Шервин Нуланд, чей сострадательный здравый смысл я не готов воспринять, принадлежит — возможно, сам того не зная — к профессии, чьи представители боятся смерти еще пуще нашего брата. Исследования показывают, что «среди всех профессий медицина чаще всего привлекает людей, наиболее обеспокоенных собственной смертью». Из этого можно сделать один важный положительный вывод: врачи в целом против смерти; другой, менее радужный, состоит в том, что они могут неосознанно переносить собственные страхи на пациентов, слишком настаивать на излечимости и гнушаться смерти, как позора. Мой друг Д. проходил практику в одной из этих лондонских больниц при мединституте, которые по совместительству являются регбийными клубами с традиционно сильными командами. За несколько лет до него там был студент, которого держали, несмотря на регулярные провалы на экзаменах, за его мощную подачу. В итоге и эта его способность стала угасать, и ему было сказано (конечно, мы же должны дать дорогу другим) покинуть и класс, и тренировочное поле. И вот вместо того, чтобы стать доктором, он сделал шаг, который даже в романе воспринимался бы как неправдоподобный, — выбрал карьеру гробокопателя. Прошло еще много лет, и он вернулся в больницу уже в качестве ракового больного. Д. рассказывал мне, как его поместили в палату под самой крышей и никто к нему даже близко не подходил. И дело было не столько в жуткой вони от плоти, отмиравшей в результате рака глотки; то был еще более едкий запах неудачи.
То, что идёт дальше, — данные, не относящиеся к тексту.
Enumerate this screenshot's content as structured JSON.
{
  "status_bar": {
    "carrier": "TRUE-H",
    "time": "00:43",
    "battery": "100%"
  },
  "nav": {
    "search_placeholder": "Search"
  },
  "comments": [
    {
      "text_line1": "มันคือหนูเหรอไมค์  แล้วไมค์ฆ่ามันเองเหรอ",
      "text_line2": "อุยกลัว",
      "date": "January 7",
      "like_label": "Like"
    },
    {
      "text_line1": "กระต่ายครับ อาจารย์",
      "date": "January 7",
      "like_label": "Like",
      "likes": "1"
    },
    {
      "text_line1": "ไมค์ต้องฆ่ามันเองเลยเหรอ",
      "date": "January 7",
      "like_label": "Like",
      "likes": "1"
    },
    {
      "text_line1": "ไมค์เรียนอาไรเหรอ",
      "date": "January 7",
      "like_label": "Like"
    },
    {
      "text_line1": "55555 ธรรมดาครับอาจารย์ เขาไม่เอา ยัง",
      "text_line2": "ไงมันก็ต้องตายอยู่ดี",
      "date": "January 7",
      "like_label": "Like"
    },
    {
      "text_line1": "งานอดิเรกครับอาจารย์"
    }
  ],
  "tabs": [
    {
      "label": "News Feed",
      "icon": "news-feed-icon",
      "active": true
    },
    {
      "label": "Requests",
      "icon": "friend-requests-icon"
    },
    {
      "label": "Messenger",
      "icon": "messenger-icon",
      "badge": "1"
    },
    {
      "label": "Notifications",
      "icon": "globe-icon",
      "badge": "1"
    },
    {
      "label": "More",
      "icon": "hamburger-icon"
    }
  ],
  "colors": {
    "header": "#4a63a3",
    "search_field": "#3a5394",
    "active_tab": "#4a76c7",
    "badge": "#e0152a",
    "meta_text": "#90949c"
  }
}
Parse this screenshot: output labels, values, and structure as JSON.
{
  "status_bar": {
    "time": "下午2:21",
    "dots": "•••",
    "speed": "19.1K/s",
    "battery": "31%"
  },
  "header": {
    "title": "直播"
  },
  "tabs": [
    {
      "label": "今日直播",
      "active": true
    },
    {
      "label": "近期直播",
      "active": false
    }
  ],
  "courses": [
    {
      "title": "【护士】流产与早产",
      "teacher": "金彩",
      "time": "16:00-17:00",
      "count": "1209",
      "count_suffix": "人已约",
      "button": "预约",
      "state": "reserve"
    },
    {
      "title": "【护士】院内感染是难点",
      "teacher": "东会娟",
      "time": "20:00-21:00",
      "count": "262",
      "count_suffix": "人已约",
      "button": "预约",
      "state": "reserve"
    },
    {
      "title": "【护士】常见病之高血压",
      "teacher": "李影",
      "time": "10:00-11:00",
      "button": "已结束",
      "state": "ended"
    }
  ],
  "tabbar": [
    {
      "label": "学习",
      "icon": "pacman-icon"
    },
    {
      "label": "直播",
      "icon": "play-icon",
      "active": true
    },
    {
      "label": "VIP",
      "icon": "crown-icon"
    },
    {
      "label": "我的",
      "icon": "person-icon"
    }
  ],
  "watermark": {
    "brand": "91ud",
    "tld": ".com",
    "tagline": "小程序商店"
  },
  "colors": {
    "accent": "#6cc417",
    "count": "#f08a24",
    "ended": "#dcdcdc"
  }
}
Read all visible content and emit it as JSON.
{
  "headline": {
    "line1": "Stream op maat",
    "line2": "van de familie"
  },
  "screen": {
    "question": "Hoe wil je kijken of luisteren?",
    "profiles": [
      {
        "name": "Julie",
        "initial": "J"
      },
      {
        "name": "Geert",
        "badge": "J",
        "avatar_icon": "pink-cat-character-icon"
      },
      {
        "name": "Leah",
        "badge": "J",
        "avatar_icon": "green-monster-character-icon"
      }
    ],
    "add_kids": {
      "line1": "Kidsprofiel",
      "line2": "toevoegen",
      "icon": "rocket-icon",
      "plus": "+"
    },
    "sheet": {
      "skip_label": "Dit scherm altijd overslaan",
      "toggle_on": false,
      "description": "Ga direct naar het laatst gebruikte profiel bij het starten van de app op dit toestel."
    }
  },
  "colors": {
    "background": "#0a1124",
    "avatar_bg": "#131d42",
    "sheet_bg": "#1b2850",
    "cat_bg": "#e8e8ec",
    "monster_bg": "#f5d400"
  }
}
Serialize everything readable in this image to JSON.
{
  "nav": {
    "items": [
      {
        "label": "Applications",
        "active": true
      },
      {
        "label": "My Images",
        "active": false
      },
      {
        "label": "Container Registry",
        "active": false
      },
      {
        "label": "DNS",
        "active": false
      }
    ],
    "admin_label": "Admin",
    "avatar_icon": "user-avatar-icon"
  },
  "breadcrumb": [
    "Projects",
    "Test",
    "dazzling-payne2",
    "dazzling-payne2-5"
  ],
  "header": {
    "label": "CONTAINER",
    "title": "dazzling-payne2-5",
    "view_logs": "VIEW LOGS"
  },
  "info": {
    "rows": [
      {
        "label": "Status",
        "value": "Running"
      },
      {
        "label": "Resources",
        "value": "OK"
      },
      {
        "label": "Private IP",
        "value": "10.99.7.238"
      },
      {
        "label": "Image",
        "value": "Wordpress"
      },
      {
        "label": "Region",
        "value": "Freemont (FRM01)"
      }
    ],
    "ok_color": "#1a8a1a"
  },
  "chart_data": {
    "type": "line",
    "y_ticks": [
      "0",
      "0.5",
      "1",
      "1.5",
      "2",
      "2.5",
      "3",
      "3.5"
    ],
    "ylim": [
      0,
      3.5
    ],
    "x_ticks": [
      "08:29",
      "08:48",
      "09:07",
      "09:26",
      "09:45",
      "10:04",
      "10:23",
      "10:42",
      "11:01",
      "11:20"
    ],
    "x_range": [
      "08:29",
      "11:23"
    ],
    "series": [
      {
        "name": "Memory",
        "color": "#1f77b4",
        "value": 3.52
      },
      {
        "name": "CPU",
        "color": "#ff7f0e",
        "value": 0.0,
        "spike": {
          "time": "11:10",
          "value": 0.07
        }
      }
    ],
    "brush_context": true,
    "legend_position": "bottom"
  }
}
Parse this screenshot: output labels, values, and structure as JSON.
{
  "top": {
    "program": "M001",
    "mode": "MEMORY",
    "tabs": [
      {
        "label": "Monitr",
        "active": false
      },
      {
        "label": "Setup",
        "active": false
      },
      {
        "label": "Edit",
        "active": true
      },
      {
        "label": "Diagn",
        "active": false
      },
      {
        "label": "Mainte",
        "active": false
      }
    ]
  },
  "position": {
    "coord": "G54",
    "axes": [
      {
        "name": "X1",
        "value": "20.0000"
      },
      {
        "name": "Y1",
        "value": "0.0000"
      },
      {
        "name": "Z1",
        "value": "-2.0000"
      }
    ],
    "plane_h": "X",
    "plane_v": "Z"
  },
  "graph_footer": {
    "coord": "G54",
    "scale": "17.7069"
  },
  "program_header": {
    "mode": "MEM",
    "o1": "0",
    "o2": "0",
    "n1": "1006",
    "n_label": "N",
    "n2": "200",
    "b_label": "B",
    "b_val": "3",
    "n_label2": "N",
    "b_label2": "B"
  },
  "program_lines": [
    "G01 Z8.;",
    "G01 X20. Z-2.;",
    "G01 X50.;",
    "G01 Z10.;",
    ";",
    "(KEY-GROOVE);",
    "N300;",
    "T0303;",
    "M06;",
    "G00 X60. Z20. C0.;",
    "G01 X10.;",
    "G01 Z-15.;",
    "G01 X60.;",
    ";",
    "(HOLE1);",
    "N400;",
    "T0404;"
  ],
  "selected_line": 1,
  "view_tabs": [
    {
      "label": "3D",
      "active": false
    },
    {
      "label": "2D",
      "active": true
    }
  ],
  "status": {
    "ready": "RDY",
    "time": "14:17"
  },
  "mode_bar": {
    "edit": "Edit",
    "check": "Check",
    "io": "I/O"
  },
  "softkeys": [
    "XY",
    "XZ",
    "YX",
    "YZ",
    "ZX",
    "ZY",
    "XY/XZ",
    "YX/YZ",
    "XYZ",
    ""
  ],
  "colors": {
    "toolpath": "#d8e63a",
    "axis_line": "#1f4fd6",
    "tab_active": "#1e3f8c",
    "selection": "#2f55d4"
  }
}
«Не уходи покорно в мрак ночной», — поучал Дилан Томас своего умирающего отца (и нас); и затем, повторяя эту мысль: «Гневись, гневись, что гаснет свет земной»[42]. В этих популярных строках больше юношеского горя (и поэтического самолюбования), нежели основанной на клинических сведениях мудрости. Нуланд прямо говорит: «Как ни убеждал бы себя человек, что не стоит бояться самого процесса умирания, все равно приближение смертельной болезни вызывает в нем ужас». Едва ли нам придется выбирать между спокойствием и умиротворением. Более того, «в подавляющем большинстве случаев» смерть происходит не так, как нам хотелось бы (за высаживанием капусты): способ, место, окружение — все будет не так, как надо. Более того, противореча Элизабет Кюблер-Росс и ее знаменитой теории, согласно которой процесс умирания последовательно проходит пять стадий: отрицание, гнев, торг, уныние и, наконец, смирение, — Нуланд отмечает, что его клинический опыт, как и наблюдения всех известных ему специалистов, свидетельствует: «Внешние проявления многих пациентов не идут дальше отрицания».